Why can an object not reach the speed of light by falling in a gravitational field with constant acceleration?

Question

I recently learned in school that the gravitational potential energy of an object is equal to $mgh$. I also learned that the kinetic energy of an object is $\frac12 mv^2$. If an object falls in a vacuum, it will convert all of its gravitational potential energy to kinetic energy before hitting the floor. Therefore, $$mgh = 1/2mv^2$$ $$gh = 1/2v^2$$ If $g = 10 N/kg$ on a planet then to reach the speed of light: $h = 1/20c^2$

If an object were dropped from this height I assume it would not reach the speed of light. I think this is because $g$ would get smaller as you went further away. I found out that $F = \frac {Gm_1m_2}{r^2}$ and that the weight of something is $F = m_2g$. Therefore, $g =\frac {Gm_1}{r^2}$. If instead of having $g = 10 N/kg$ on the surface, if $g = 10 N/kg$ at that height then $10 =\frac {Gm_1}{(c^2/20)^2}$. Therefore, the mass of the planet would be $m_1 = c^4/(40G)$.

So, if you dropped something from a height of $c^2/20$ in a vacuum (although unreasonably large) on a planet with mass $c^4/40G$, surely it would accelerate fast enough to reach the speed of light? As it fell, $g$ would only increase so why wouldn't it become faster than light? What have I done wrong? Thanks

Answer 1

The short answer is special relativity.

classically

According to classical mechanics, there is nothing to prevent an object from accelerating faster than the speed of light. By conservation of energy you can calculate the speed of a dropped object by looking at the change in gravitational potential. As you note, the equation $PE=mgh$ needs to be modified to handle the changing gravitational field $g$ once the object is far from the surface of the Earth.

We can use the Newtonian gravitational potential $V(r) = - \frac{GM}{r}$, where $r$ is the separation between the central mass $M$ and the falling object. The gravitational potential energy is $PE=mV=- \frac{GMm}{r}$. Dropping an object from rest we find:

$$ E_\mathrm{initial} = E_\mathrm{final} $$ $$ -\frac{GMm}{r_\mathrm{initial}} = -\frac{GMm}{r_\mathrm{final}} + \frac{1}{2}\, m\, v^2 $$ $$ v = \sqrt{ 2\, GM \left( \frac{1}{r_\mathrm{final}} - \frac{1}{r_\mathrm{initial}} \right) } $$

By choosing $M$ and the $r$'s appropriately we can make $v$ whatever we want.

special relativity

If we want to use special relativity, we need to modify the expression for kinetic energy.

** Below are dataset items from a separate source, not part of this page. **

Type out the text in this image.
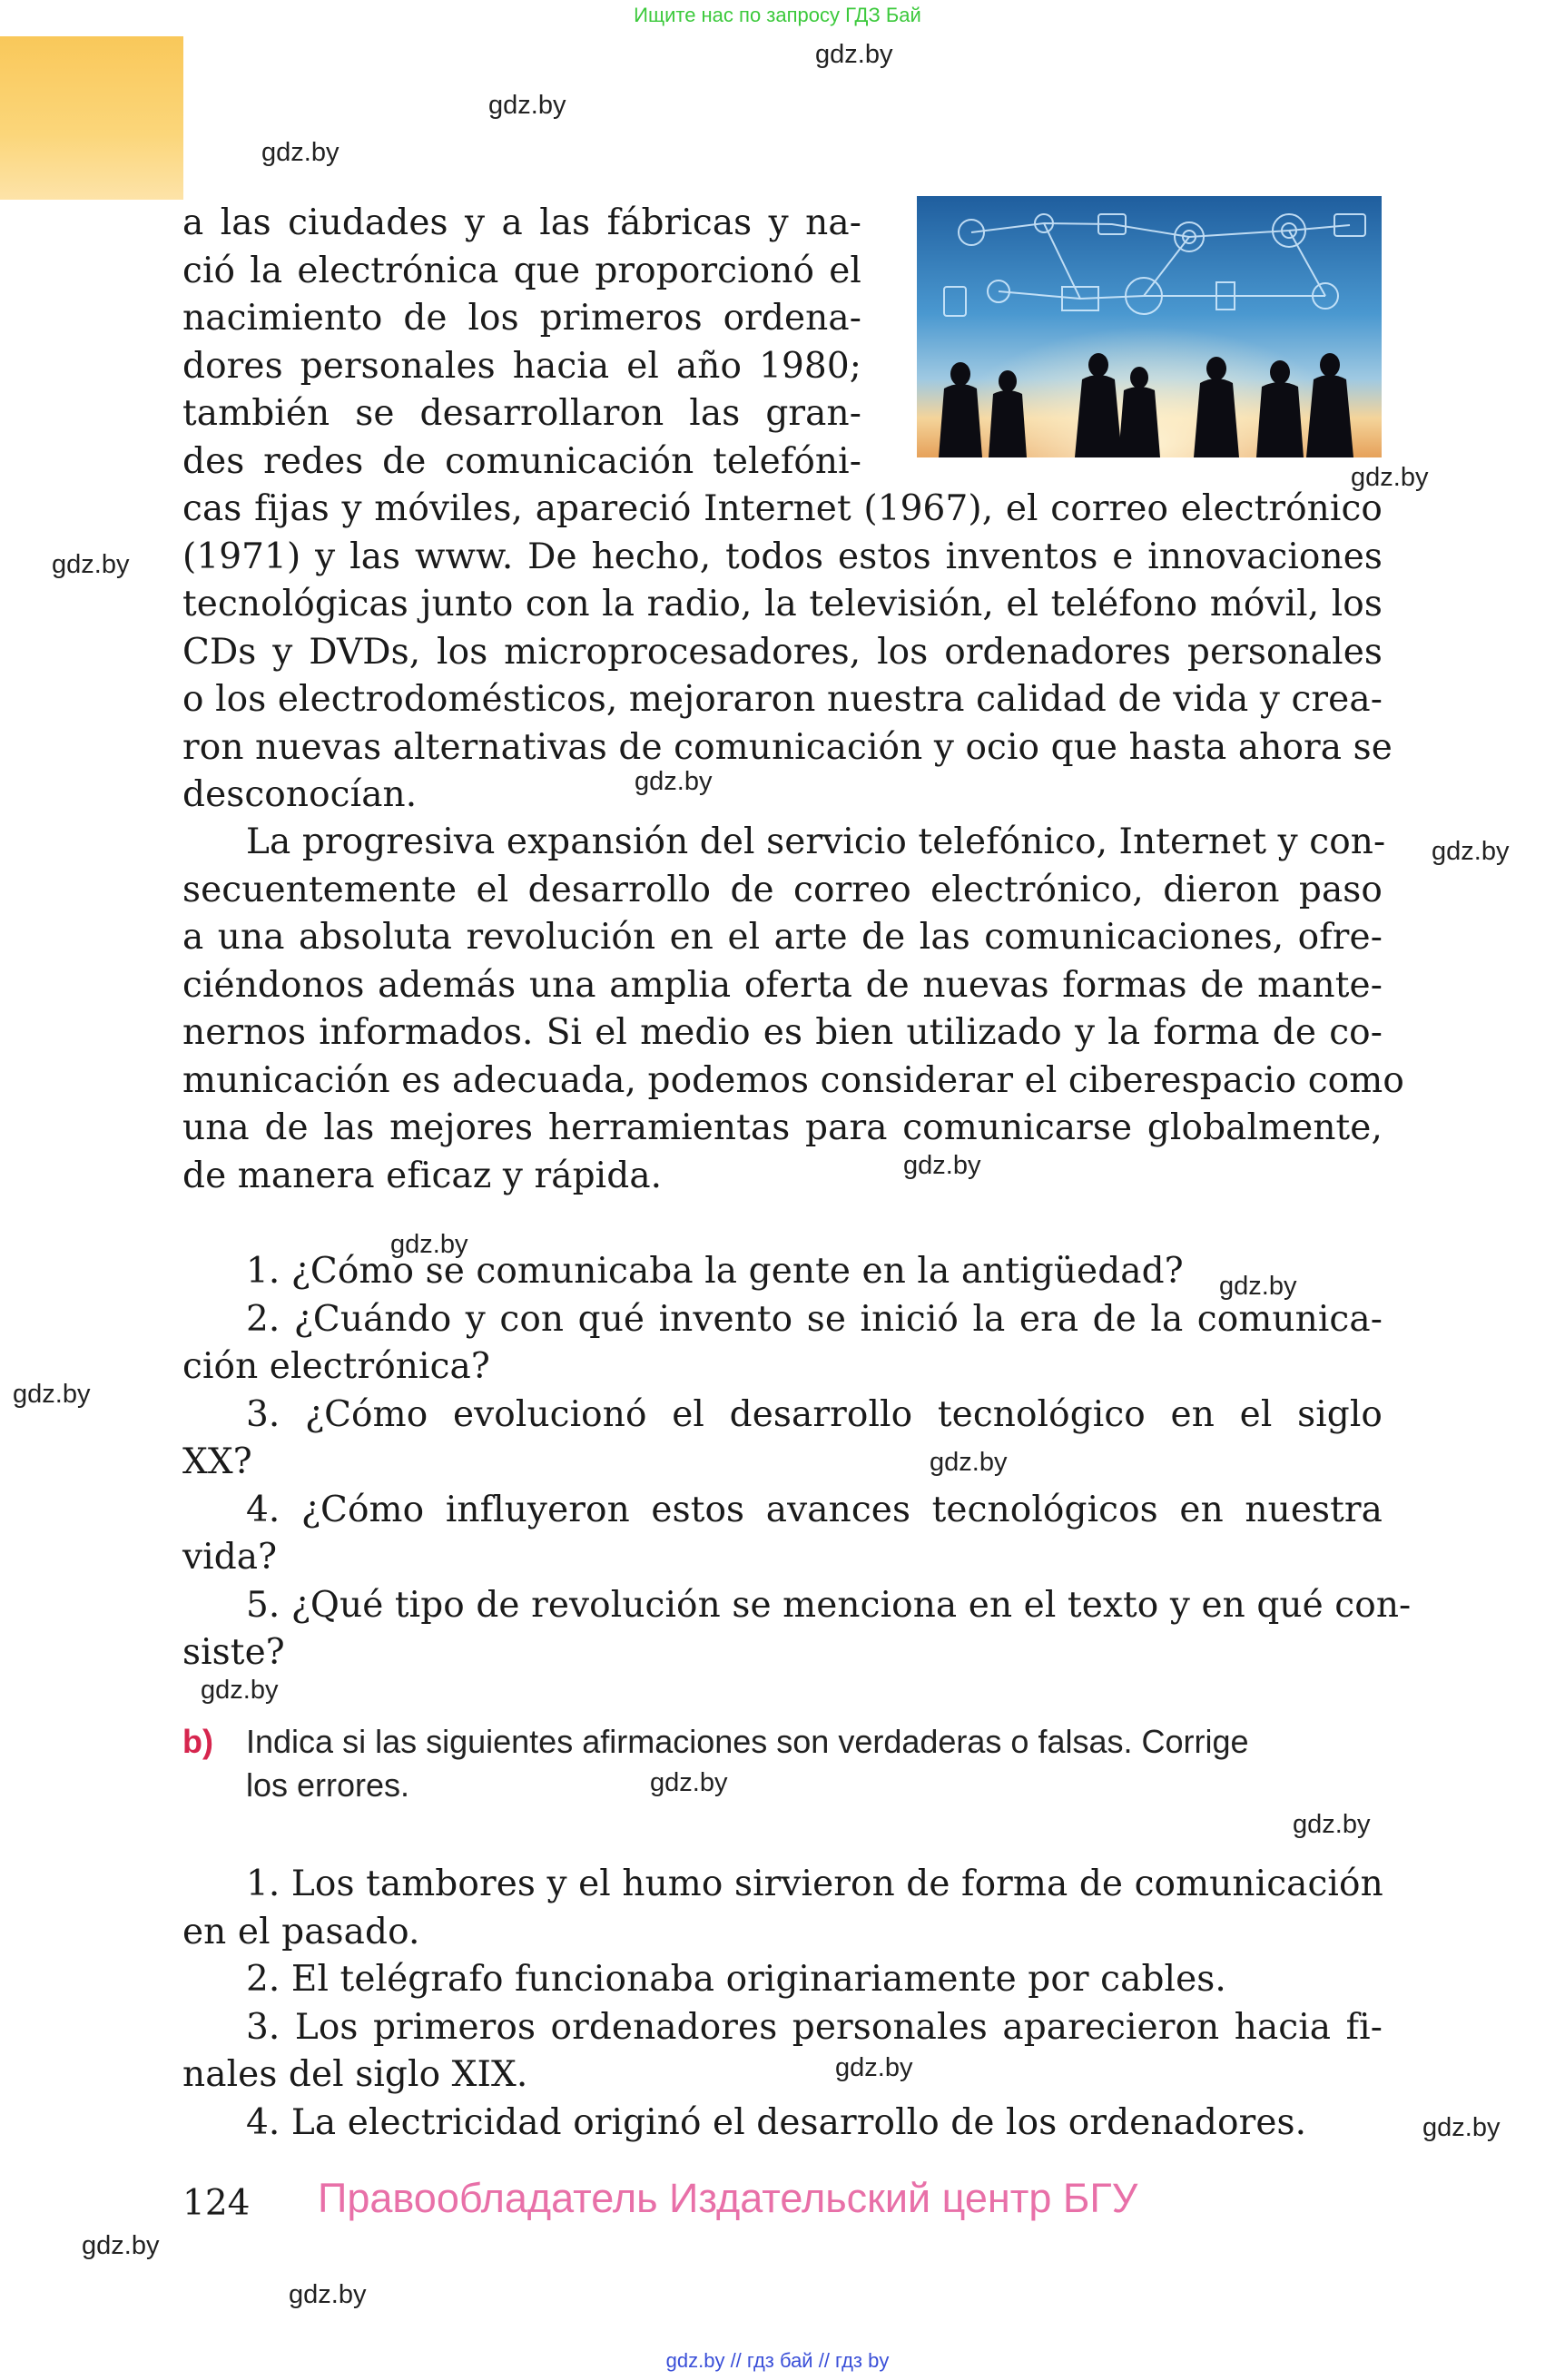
Ищите нас по запросу ГДЗ Бай
gdz.by
gdz.by
gdz.by
gdz.by
gdz.by
gdz.by
gdz.by
gdz.by
gdz.by
gdz.by
gdz.by
gdz.by
gdz.by
gdz.by
gdz.by
gdz.by
gdz.by
gdz.by
gdz.by
a las ciudades y a las fábricas y na-
ció la electrónica que proporcionó el
nacimiento de los primeros ordena-
dores personales hacia el año 1980;
también se desarrollaron las gran-
des redes de comunicación telefóni-
cas fijas y móviles, apareció Internet (1967), el correo electrónico
(1971) y las www. De hecho, todos estos inventos e innovaciones
tecnológicas junto con la radio, la televisión, el teléfono móvil, los
CDs y DVDs, los microprocesadores, los ordenadores personales
o los electrodomésticos, mejoraron nuestra calidad de vida y crea-
ron nuevas alternativas de comunicación y ocio que hasta ahora se
desconocían.
La progresiva expansión del servicio telefónico, Internet y con-
secuentemente el desarrollo de correo electrónico, dieron paso
a una absoluta revolución en el arte de las comunicaciones, ofre-
ciéndonos además una amplia oferta de nuevas formas de mante-
nernos informados. Si el medio es bien utilizado y la forma de co-
municación es adecuada, podemos considerar el ciberespacio como
una de las mejores herramientas para comunicarse globalmente,
de manera eficaz y rápida.
1. ¿Cómo se comunicaba la gente en la antigüedad?
2. ¿Cuándo y con qué invento se inició la era de la comunica-
ción electrónica?
3. ¿Cómo evolucionó el desarrollo tecnológico en el siglo
XX?
4. ¿Cómo influyeron estos avances tecnológicos en nuestra
vida?
5. ¿Qué tipo de revolución se menciona en el texto y en qué con-
siste?
b) Indica si las siguientes afirmaciones son verdaderas o falsas. Corrige
los errores.
1. Los tambores y el humo sirvieron de forma de comunicación
en el pasado.
2. El telégrafo funcionaba originariamente por cables.
3. Los primeros ordenadores personales aparecieron hacia fi-
nales del siglo XIX.
4. La electricidad originó el desarrollo de los ordenadores.
124 Правообладатель Издательский центр БГУ
gdz.by // гдз бай // гдз by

Special relativity also accounts for the rest energy of the falling particle. The rest plus kinetic energy is $E = \gamma\, mc^2$, where $$\gamma = \frac{1}{\sqrt{1-\left(\frac{v}{c}\right)^2}}$$ is the Lorentz factor for a moving particle. If $v=0$, then $\gamma=1$ so the energy is just the rest energy $mc^2$.

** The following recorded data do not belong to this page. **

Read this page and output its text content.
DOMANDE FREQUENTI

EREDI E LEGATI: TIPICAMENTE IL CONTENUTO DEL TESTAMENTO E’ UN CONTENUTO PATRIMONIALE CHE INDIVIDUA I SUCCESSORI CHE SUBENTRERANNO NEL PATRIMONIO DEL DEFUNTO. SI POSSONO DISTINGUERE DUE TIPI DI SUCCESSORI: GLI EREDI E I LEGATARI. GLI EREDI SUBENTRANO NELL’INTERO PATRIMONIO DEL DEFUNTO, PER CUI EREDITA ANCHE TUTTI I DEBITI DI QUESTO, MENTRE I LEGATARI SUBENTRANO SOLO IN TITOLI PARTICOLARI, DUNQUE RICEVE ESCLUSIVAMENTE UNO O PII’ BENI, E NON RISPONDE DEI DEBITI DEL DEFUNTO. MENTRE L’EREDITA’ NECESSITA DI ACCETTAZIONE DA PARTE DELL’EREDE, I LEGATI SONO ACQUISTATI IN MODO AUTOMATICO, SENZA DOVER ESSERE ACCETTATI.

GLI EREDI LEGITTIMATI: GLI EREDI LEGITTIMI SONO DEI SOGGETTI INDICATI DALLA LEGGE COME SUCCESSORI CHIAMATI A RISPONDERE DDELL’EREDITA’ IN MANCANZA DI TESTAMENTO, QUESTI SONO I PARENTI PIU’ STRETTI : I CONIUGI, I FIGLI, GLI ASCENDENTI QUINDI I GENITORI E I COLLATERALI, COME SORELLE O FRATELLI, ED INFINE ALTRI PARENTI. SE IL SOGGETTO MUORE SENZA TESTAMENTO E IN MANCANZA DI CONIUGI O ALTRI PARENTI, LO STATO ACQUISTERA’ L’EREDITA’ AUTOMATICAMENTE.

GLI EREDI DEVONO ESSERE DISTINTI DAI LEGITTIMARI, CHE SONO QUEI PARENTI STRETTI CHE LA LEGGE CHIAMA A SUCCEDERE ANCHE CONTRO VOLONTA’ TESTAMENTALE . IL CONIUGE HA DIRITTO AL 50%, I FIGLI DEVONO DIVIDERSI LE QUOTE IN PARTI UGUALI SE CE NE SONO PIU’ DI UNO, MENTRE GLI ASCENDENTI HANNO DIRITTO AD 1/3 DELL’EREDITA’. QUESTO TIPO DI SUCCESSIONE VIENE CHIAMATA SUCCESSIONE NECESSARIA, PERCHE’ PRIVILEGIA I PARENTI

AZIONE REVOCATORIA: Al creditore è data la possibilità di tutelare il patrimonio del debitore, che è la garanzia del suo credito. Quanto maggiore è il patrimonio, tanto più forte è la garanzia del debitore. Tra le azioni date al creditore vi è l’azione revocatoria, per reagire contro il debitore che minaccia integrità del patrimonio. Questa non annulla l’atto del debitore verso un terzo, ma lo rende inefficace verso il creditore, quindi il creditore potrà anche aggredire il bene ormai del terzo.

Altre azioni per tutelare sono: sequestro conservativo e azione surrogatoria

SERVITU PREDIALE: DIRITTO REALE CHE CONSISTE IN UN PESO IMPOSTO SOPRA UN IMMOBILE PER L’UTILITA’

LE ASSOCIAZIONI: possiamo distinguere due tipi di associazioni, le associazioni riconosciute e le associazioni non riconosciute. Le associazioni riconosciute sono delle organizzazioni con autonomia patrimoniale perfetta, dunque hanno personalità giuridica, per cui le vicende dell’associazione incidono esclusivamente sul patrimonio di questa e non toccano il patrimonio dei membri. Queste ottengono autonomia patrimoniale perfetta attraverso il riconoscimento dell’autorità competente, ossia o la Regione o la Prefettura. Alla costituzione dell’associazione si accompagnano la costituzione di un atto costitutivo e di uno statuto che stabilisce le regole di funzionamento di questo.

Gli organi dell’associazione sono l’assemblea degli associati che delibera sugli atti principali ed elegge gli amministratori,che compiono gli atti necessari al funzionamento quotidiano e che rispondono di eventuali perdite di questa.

By conservation of energy $$ -\frac{GMm}{r_\mathrm{initial}} + mc^2 = -\frac{GMm}{r_\mathrm{final}} + \gamma\,mc^2 $$ $$ (\gamma - 1)\,c^2 = GM \left( \frac{1}{r_\mathrm{final}} - \frac{1}{r_\mathrm{initial}} \right)$$

The velocity of the dropped particle is hiding in the $\gamma$. After some algebra we can find:

$$ v = c \sqrt{1 - \left[ \frac{1}{\frac{GM}{c^2} \left( \frac{1}{r_\mathrm{final}} - \frac{1}{r_\mathrm{initial}} \right) + 1} \right]^2}$$

You can check and see that the square root term is always less than 1, so the dropped particle does not go faster than the speed of light!

Better yet, you could use general relativity instead of Newtonian gravity... but that's beyond the scope of this question.